What indexer do I use to find the list in the collection that is most similar to my list?

118 views Asked by At

Lets say I have my list of ingredients: {'potato','rice','carrot','corn'}

and I want to return lists from a database that are most similar to mine:

{'beans','potato','oranges','lettuce'}, {'carrot','rice','corn','apple'} {'onion','garlic','radish','eggs'}

My query would return this first: {'carrot','rice','corn','apple'}

I've used Solr, and have looked at CloudSearch, ElasticSearch, Algolia, Searchify and Swiftype. These engines only seem to let me put in one query string and then filter by other facets.

In a real scenario my search list will be about 200 items long and will be matching against about a million lists in my database.

What technology should I use to accomplish what I want to do?

Should I look away from search indexers and more towards database-esque things like mongo, map reduce, hadoop... All I know are the names of other technologies and I just need someone to point me in the right direction on what technology path I should be exploring for this.

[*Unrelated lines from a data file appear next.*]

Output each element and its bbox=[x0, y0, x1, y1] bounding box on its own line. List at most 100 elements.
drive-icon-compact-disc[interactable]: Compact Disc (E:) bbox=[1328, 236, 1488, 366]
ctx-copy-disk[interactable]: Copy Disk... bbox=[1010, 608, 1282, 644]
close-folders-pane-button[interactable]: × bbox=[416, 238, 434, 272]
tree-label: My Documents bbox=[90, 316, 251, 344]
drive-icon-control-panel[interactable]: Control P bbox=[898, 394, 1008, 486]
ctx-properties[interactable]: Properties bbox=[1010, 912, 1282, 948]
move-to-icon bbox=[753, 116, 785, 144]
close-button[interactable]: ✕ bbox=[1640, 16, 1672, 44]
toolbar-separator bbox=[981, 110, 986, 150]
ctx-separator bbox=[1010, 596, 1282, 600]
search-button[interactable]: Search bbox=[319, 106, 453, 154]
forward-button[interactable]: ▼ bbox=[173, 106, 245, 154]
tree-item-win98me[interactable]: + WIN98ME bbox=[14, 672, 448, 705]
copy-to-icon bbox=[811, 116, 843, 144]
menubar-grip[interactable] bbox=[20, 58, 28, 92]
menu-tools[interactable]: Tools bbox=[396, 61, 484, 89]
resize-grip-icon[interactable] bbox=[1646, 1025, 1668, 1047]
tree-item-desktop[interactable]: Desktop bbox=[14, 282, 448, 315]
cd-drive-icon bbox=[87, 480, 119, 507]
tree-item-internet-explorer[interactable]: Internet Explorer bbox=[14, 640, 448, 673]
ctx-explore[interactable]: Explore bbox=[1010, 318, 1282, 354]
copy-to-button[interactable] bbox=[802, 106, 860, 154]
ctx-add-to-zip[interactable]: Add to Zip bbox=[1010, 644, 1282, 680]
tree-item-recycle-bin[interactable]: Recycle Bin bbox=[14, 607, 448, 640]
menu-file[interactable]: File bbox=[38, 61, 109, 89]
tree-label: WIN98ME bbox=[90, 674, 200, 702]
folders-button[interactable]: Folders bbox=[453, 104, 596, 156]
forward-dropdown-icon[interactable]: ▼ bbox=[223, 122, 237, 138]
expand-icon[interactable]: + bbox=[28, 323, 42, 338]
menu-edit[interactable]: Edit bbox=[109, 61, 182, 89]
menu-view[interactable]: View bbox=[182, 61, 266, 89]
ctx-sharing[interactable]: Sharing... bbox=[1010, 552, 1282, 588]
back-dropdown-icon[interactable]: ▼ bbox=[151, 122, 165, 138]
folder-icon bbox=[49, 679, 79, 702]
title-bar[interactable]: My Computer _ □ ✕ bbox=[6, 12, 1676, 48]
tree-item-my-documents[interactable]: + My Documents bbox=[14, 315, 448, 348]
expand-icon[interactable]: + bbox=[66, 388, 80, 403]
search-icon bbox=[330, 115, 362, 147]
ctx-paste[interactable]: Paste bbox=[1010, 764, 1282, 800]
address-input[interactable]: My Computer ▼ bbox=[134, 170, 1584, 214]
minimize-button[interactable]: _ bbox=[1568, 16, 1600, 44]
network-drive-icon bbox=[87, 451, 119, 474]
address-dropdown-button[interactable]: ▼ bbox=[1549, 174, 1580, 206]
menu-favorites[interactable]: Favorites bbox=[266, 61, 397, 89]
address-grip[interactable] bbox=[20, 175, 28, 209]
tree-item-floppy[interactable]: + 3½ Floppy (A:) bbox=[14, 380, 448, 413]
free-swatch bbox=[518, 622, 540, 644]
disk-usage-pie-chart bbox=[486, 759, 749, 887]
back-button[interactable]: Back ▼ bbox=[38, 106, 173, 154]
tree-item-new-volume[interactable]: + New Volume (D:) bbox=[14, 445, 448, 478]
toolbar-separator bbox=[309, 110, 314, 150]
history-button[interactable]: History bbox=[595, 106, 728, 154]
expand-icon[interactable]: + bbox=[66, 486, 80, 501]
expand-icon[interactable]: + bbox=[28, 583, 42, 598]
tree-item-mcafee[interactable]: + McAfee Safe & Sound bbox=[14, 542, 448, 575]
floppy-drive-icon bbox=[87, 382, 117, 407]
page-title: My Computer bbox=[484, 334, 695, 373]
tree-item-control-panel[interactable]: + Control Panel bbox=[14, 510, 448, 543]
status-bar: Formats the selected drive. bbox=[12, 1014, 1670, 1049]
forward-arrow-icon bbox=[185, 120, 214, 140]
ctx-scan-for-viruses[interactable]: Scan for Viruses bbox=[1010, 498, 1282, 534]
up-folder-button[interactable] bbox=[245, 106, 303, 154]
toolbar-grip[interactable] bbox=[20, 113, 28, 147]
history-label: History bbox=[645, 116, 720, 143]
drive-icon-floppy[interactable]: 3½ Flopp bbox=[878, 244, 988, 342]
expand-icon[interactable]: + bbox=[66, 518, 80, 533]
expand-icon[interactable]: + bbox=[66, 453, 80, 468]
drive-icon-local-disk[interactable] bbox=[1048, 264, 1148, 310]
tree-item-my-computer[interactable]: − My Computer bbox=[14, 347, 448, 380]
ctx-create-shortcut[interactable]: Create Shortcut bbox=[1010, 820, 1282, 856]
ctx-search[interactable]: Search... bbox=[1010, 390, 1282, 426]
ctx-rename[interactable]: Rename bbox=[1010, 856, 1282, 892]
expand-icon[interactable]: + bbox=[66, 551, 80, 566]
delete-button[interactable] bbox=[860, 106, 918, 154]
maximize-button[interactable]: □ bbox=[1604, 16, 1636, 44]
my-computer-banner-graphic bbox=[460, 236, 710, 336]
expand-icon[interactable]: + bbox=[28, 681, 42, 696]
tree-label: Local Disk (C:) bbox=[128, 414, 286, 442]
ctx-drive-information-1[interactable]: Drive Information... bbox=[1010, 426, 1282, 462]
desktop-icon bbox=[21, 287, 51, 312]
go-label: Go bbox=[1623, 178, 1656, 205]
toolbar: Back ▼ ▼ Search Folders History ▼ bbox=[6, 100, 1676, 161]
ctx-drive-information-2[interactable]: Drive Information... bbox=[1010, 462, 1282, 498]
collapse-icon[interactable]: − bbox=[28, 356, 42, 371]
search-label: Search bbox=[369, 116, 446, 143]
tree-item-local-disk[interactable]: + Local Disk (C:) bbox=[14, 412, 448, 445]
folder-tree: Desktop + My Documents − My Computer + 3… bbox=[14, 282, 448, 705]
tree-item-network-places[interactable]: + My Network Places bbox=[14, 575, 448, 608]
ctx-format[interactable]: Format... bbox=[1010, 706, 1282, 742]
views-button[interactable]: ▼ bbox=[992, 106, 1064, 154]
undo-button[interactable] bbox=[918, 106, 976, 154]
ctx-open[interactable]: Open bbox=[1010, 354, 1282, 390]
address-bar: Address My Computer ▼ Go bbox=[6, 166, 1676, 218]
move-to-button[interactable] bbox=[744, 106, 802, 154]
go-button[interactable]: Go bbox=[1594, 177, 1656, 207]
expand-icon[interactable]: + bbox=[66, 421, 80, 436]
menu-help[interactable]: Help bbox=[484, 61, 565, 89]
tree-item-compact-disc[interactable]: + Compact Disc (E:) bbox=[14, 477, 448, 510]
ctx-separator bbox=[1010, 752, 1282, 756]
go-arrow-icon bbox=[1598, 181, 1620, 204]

With so much data I can't really loop through it, I need to query everything at once.

1

There are 1 answers

5
BlueM On BEST ANSWER

I wonder what keeps you from trying it with Solr, as Solr provides much of what you need. You can declare the field as type="string" multiValued="true and save each list item as a value. Then, when querying, you specify each of the items in the list to look for as a search term for that field, and Solr will – by default – return the closest match. If you need exact control over what will be regarded as a match (e.g. at least 40% of the terms from the search list have to be in a matching list) you can use the mm EDisMax parameter, cf. Solr Wiki

Having said that, I must add that I’ve never searched for 200 query terms (do I unerstand correctly that the list whose contents should be searched will contain about 200 items?) and do not know how well that performs. But I guess that setting up a test core and filling it with random lists using a script should not take more than a few hours, so it should be possible to evaluate the performance of this approach without investing too much time.